High Availability is one of those things often touted by cloud pundits as one of the miracle features of 'the cloud'. As a recovering sysadmin, things like availability, uptime, mean time to recovery, fault tolerance, and redundancy are near and dear to my heart.
How services and applications are built and used is changing. The older way of thinking, was to centralize everything, buy the most reliable hardware you could get and that is as available as you could make things. (Read that as closer to mainframe thinking) And that type of thinking generally worked (and still does in many cases) OK - but it's not without problems; Namely, it's expensive and failure still occurs.

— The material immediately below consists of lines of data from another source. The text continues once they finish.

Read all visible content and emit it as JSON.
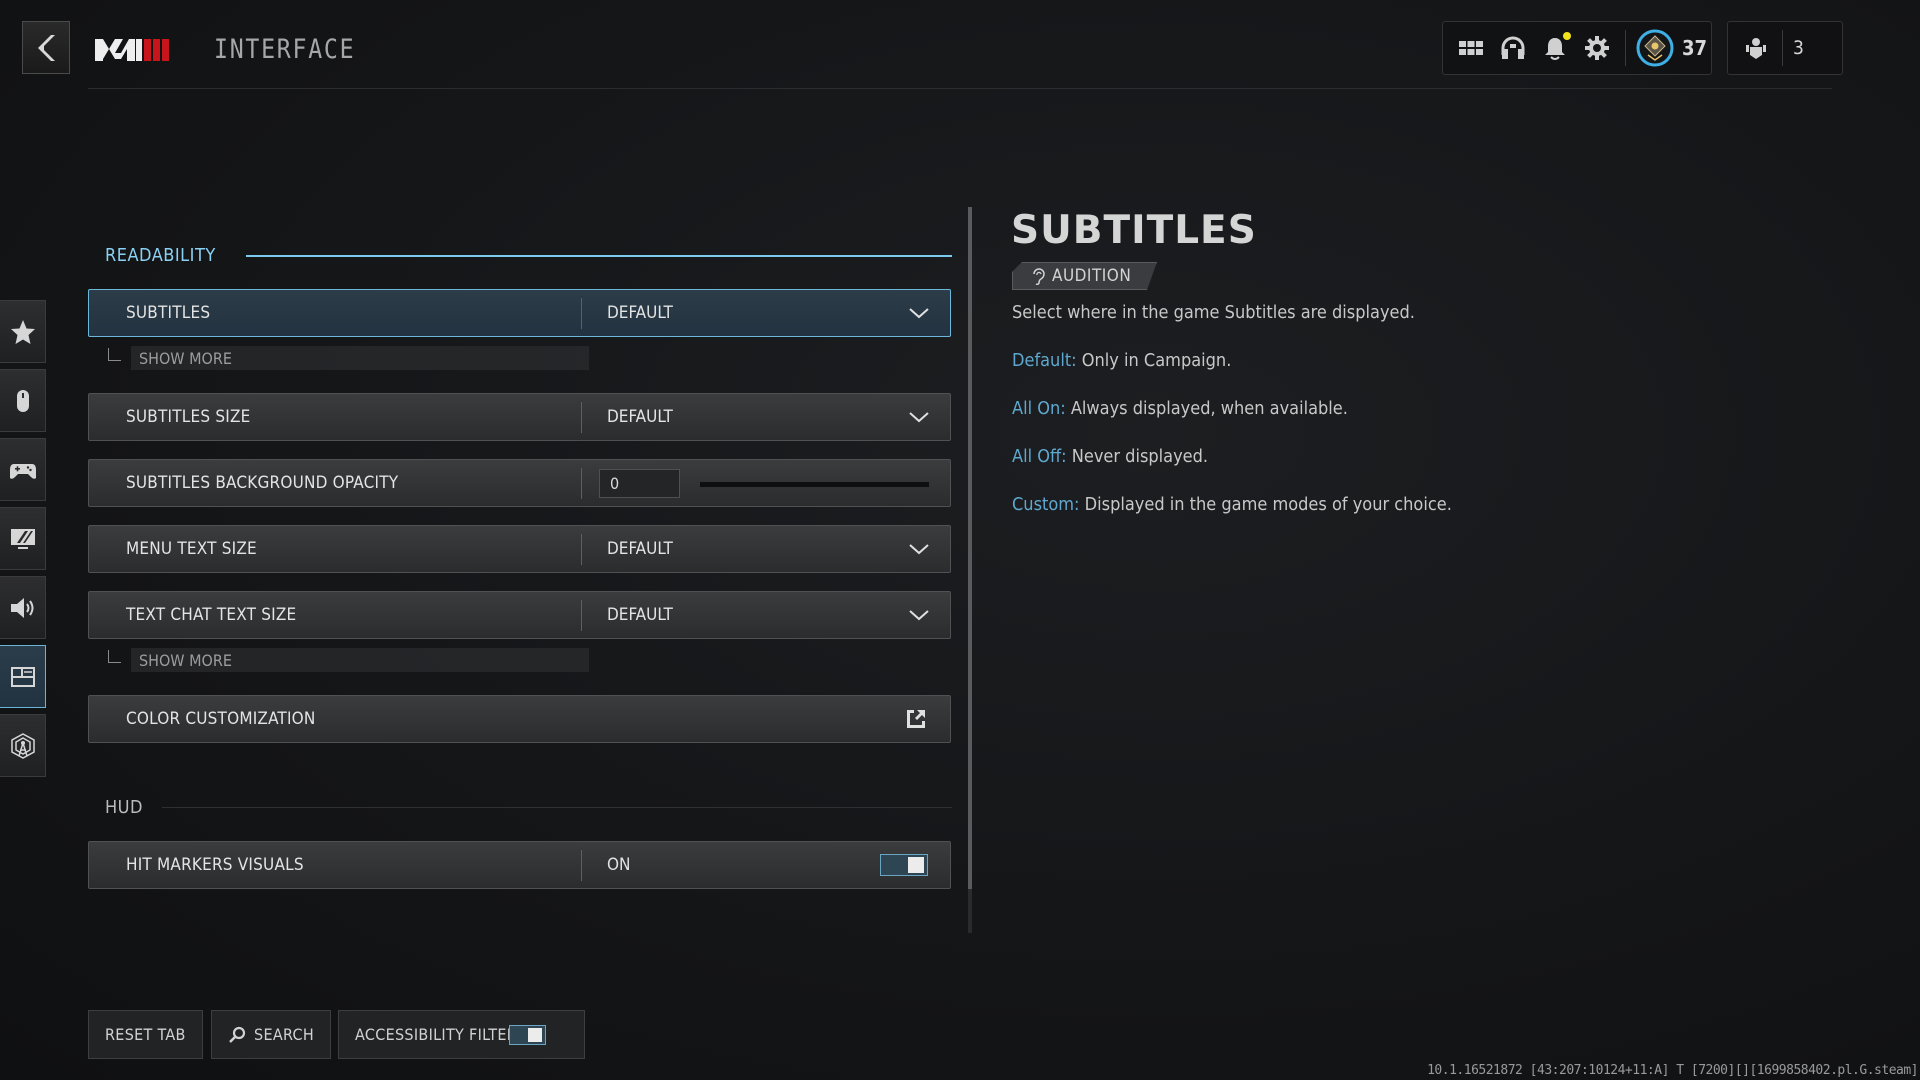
{
  "header": {
    "back_label": "Back",
    "logo_text": "MWIII",
    "title": "INTERFACE",
    "icons": [
      "grid-menu-icon",
      "headset-icon",
      "bell-icon",
      "gear-icon"
    ],
    "rank": "37",
    "party_count": "3",
    "notification_dot_color": "#f0e21b"
  },
  "nav": {
    "items": [
      {
        "icon": "star-icon",
        "label": "Favorites",
        "active": false
      },
      {
        "icon": "mouse-icon",
        "label": "Mouse",
        "active": false
      },
      {
        "icon": "controller-icon",
        "label": "Controller",
        "active": false
      },
      {
        "icon": "display-icon",
        "label": "Graphics",
        "active": false
      },
      {
        "icon": "speaker-icon",
        "label": "Audio",
        "active": false
      },
      {
        "icon": "interface-icon",
        "label": "Interface",
        "active": true
      },
      {
        "icon": "network-icon",
        "label": "Network",
        "active": false
      }
    ]
  },
  "settings": {
    "sections": [
      {
        "title": "READABILITY",
        "rows": [
          {
            "label": "SUBTITLES",
            "type": "dropdown",
            "value": "DEFAULT",
            "selected": true,
            "show_more": "SHOW MORE"
          },
          {
            "label": "SUBTITLES SIZE",
            "type": "dropdown",
            "value": "DEFAULT"
          },
          {
            "label": "SUBTITLES BACKGROUND OPACITY",
            "type": "slider",
            "value": "0",
            "slider_fraction": 0
          },
          {
            "label": "MENU TEXT SIZE",
            "type": "dropdown",
            "value": "DEFAULT"
          },
          {
            "label": "TEXT CHAT TEXT SIZE",
            "type": "dropdown",
            "value": "DEFAULT",
            "show_more": "SHOW MORE"
          },
          {
            "label": "COLOR CUSTOMIZATION",
            "type": "link"
          }
        ]
      },
      {
        "title": "HUD",
        "rows": [
          {
            "label": "HIT MARKERS VISUALS",
            "type": "toggle",
            "value": "ON",
            "on": true
          }
        ]
      }
    ]
  },
  "detail": {
    "title": "SUBTITLES",
    "tag": "AUDITION",
    "description": "Select where in the game Subtitles are displayed.",
    "options": [
      {
        "key": "Default:",
        "text": "Only in Campaign."
      },
      {
        "key": "All On:",
        "text": "Always displayed, when available."
      },
      {
        "key": "All Off:",
        "text": "Never displayed."
      },
      {
        "key": "Custom:",
        "text": "Displayed in the game modes of your choice."
      }
    ]
  },
  "footer": {
    "reset_label": "RESET TAB",
    "search_label": "SEARCH",
    "accessibility_label": "ACCESSIBILITY FILTER",
    "accessibility_on": true,
    "build_string": "10.1.16521872 [43:207:10124+11:A] T [7200][][1699858402.pl.G.steam]"
  },
  "colors": {
    "accent": "#7ccbef",
    "key_text": "#5fa8cf",
    "logo_red": "#c8141b"
  }
}
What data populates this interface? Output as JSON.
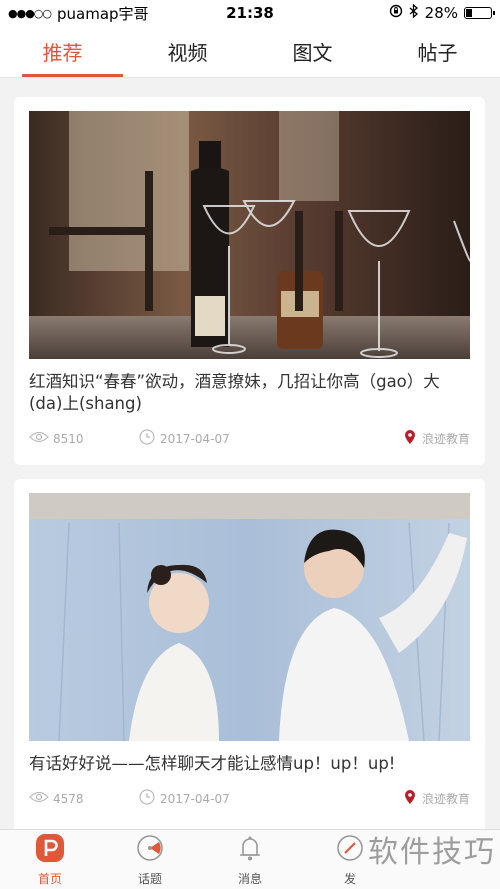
{
  "status_bar": {
    "carrier": "puamap宇哥",
    "time": "21:38",
    "battery": "28%",
    "battery_level": 0.28
  },
  "tabs": [
    {
      "label": "推荐",
      "active": true
    },
    {
      "label": "视频",
      "active": false
    },
    {
      "label": "图文",
      "active": false
    },
    {
      "label": "帖子",
      "active": false
    }
  ],
  "feed": [
    {
      "title": "红酒知识“春春”欲动，酒意撩妹，几招让你高（gao）大(da)上(shang)",
      "views": "8510",
      "date": "2017-04-07",
      "source": "浪迹教育"
    },
    {
      "title": "有话好好说——怎样聊天才能让感情up！up！up!",
      "views": "4578",
      "date": "2017-04-07",
      "source": "浪迹教育"
    }
  ],
  "bottom_nav": [
    {
      "label": "首页",
      "icon": "home-icon",
      "active": true
    },
    {
      "label": "话题",
      "icon": "topic-icon",
      "active": false
    },
    {
      "label": "消息",
      "icon": "bell-icon",
      "active": false
    },
    {
      "label": "发",
      "icon": "post-icon",
      "active": false
    }
  ],
  "watermark": "软件技巧",
  "colors": {
    "accent": "#e0583a",
    "location_pin": "#b3222b"
  }
}
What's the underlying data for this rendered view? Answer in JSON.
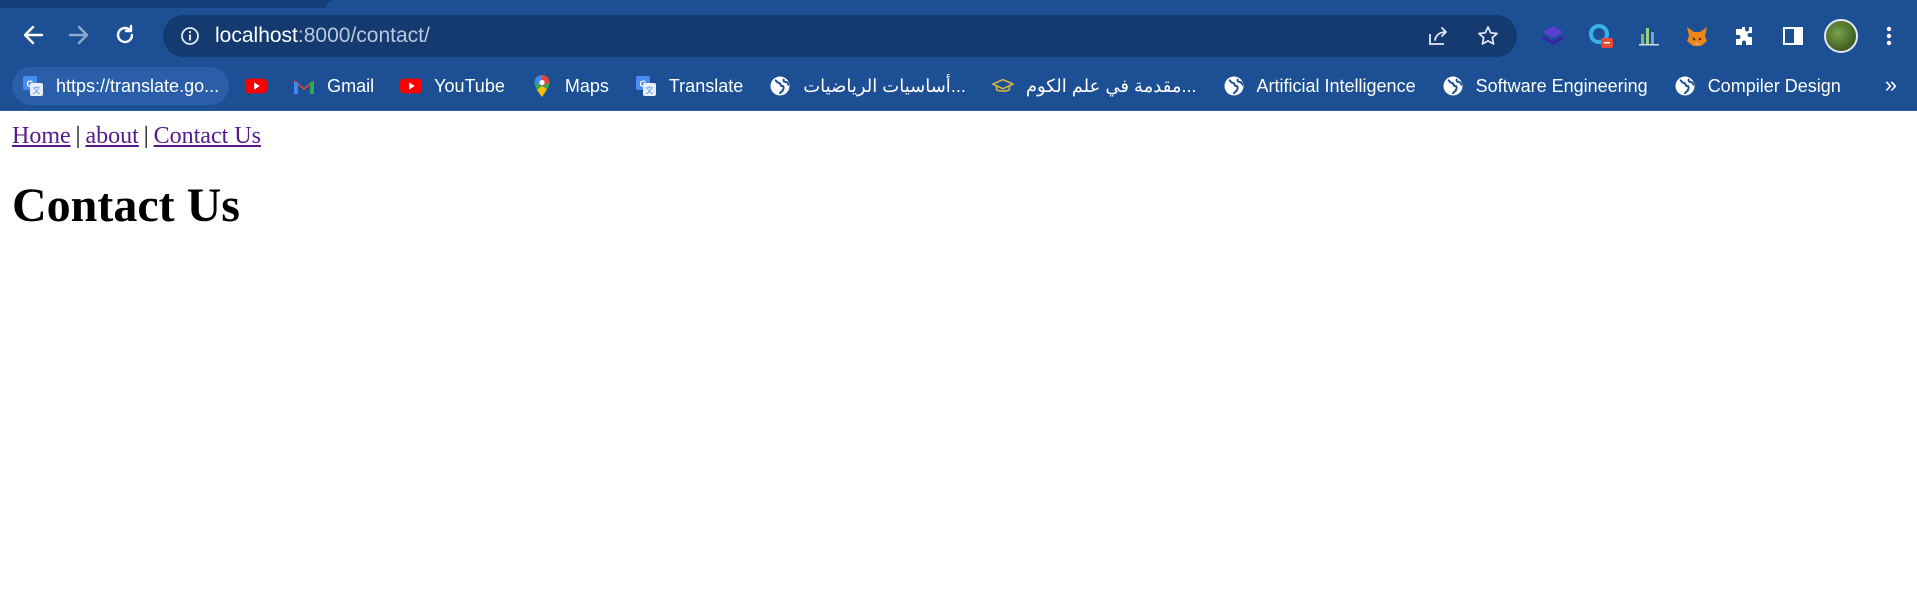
{
  "browser": {
    "url_host": "localhost",
    "url_path": ":8000/contact/",
    "bookmarks": [
      {
        "label": "https://translate.go...",
        "icon": "google-translate-icon"
      },
      {
        "label": "",
        "icon": "youtube-icon"
      },
      {
        "label": "Gmail",
        "icon": "gmail-icon"
      },
      {
        "label": "YouTube",
        "icon": "youtube-icon"
      },
      {
        "label": "Maps",
        "icon": "google-maps-icon"
      },
      {
        "label": "Translate",
        "icon": "google-translate-icon"
      },
      {
        "label": "أساسيات الرياضيات...",
        "icon": "globe-icon"
      },
      {
        "label": "مقدمة في علم الكوم...",
        "icon": "graduation-cap-icon"
      },
      {
        "label": "Artificial Intelligence",
        "icon": "globe-icon"
      },
      {
        "label": "Software Engineering",
        "icon": "globe-icon"
      },
      {
        "label": "Compiler Design",
        "icon": "globe-icon"
      }
    ],
    "more_bookmarks": "»",
    "colors": {
      "chrome_bg": "#1c4f93",
      "omnibox_bg": "#143a6f",
      "visited_link": "#551a8b"
    }
  },
  "page": {
    "nav": {
      "home": "Home",
      "about": "about",
      "contact": "Contact Us",
      "separator": "|"
    },
    "heading": "Contact Us"
  }
}
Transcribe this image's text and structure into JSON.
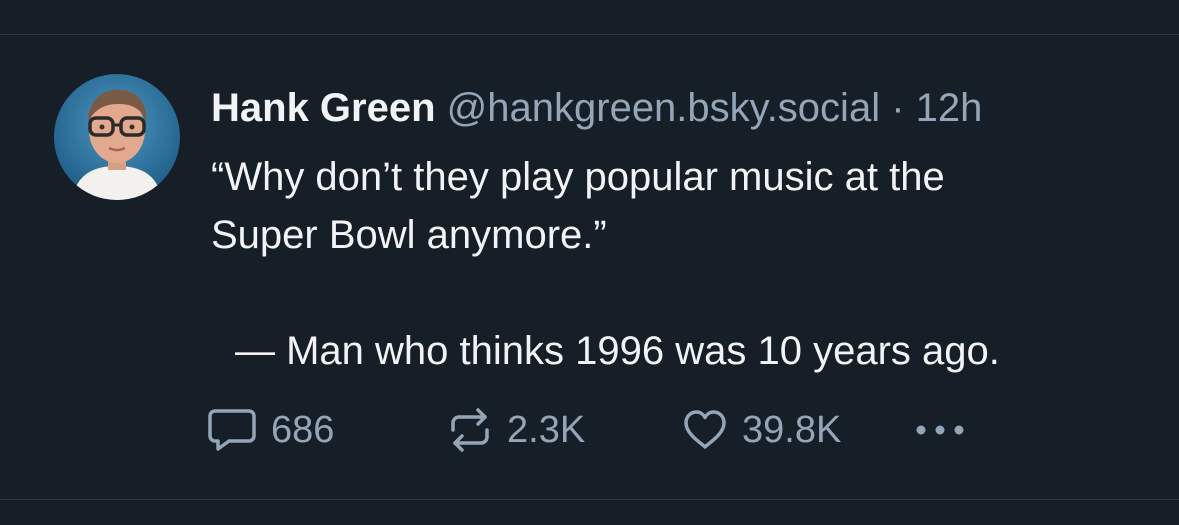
{
  "post": {
    "author": {
      "display_name": "Hank Green",
      "handle": "@hankgreen.bsky.social",
      "avatar_icon": "avatar-photo-icon"
    },
    "separator": "·",
    "timestamp": "12h",
    "text_lines": [
      "“Why don’t they play popular music at the",
      "Super Bowl anymore.”"
    ],
    "attribution": "— Man who thinks 1996 was 10 years ago.",
    "actions": {
      "reply": {
        "icon": "reply-bubble-icon",
        "count": "686"
      },
      "repost": {
        "icon": "repost-arrows-icon",
        "count": "2.3K"
      },
      "like": {
        "icon": "heart-icon",
        "count": "39.8K"
      },
      "more": {
        "icon": "more-dots-icon"
      }
    }
  },
  "colors": {
    "background": "#161e27",
    "primary_text": "#f1f3f5",
    "secondary_text": "#93a5b7",
    "divider": "#2c3744"
  }
}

As the industry has continued down the consumption of computing services pathway the need for reliability has grown exponentially. People want and need better reliability - and the old way of 'ensuring' availability doesn't scale very well. That led us to what most people talk about when they consider HA today. Much less expensive machines but using redundancy in components - and actually architecting High Availability at the software level. This led to things like Linux-HA, Pacemaker, Zookeeper, Corosync, etc. and to applications and services designing some of their own distributed (and thus more highly-available) capabilities - such as database replication, web load balancing, etc.
Real HA comes from proper architecting. We are moving away from a critical application running on a single piece of hardware. Folks have started to realize, through the pioneering work of folks like Amazon, Netlfix, and Zynga, that failure is assured. Trying to avoid failure is fruitless - embracing failure and architecting systems to expect, and properly react to failure is the path to availability.
Along the path, HA became a buzzword, and is still one of those essential checkboxes that must be completed for enterprise computing purchases. Like cloud-washing that we see so much of now, it has led to some abuse of the term, and over time the term has changed meanings. This is pretty taxing on people who actually care about the underlying technology. But this post isn't a rant about buzzword-washing and definition dilution - it's about HA in the cloud.
So first, my disclaimer, If you started reading at this paragraph or below - 'the cloud' will not magically give you high availability any more than installing linux-ha or Bucardo will. It will give you tools that you can make use of to increase availability. So what are some of those tools within the context of CloudStack and IaaS - and note these are just a few of the tools that CloudStack provides.
The first is redundant routers. CloudStack debuted the redundnant router feature a few releases ago. It makes use of VRRP to ensure that a router is up and functioning, and if something happens to the primary router, the redundant router will take over. How fast it takes over is configureable, and of course, CloudStack is 'intelligent' enough to physically separate those redundant pairs onto different sets of hardware. (nothing like a SPOF router to kill off the HA hopes you had with load-balanced web servers, and replicated databases, right?) You can of course replicate this type of redundancy with real hardware - but part of the cloud is using commodity hardware - and it doesn't get much more commodity than a virtual machine.
Another feature folks find useful is CloudStack's built in load balancer features. Yes load balancing isn't unique to CloudStack, but CloudStack makes it easy, automatable, and end-user servicable. Effectively, any CloudStack user can turn on load balancing, add hosts to be load balanced, etc. This is far from failproof (and there's always the condition where the load balancer fails - though you can solve that to a degree with a redundant router mentioned above) and again, not true HA - but it's a tactic that can increase availability.
We also have what CloudStack calls HA - I personally don't like the term, but I suppose things like ARMTTRTRFPAIA (Automated, Rapid, Mean-Time-To-Recovery That Reduces Failure Potential And Increases Availability) were considered too hard to decipher. For better or worse other folks call this capability HA as well. So how does it work? Essentially it watches the VM instance and upon detecting failure (of the instance or the hypervisor host it runs on) it will begin fencing operations and restart the VM on another node. We recently had a discussion about this on the cloudstack-devel mailing list - and out of that Alex Huang produced a great summation of CloudStack handles HA, fencing, etc. It's definitely worth a read.
In short - Availability, especially High Availability isn't a tool - it's not imbued by buying a specific piece of hardware or software, but it is achievable - the tools exist for you to make applications and services highly available - and CloudStack can help in that direction.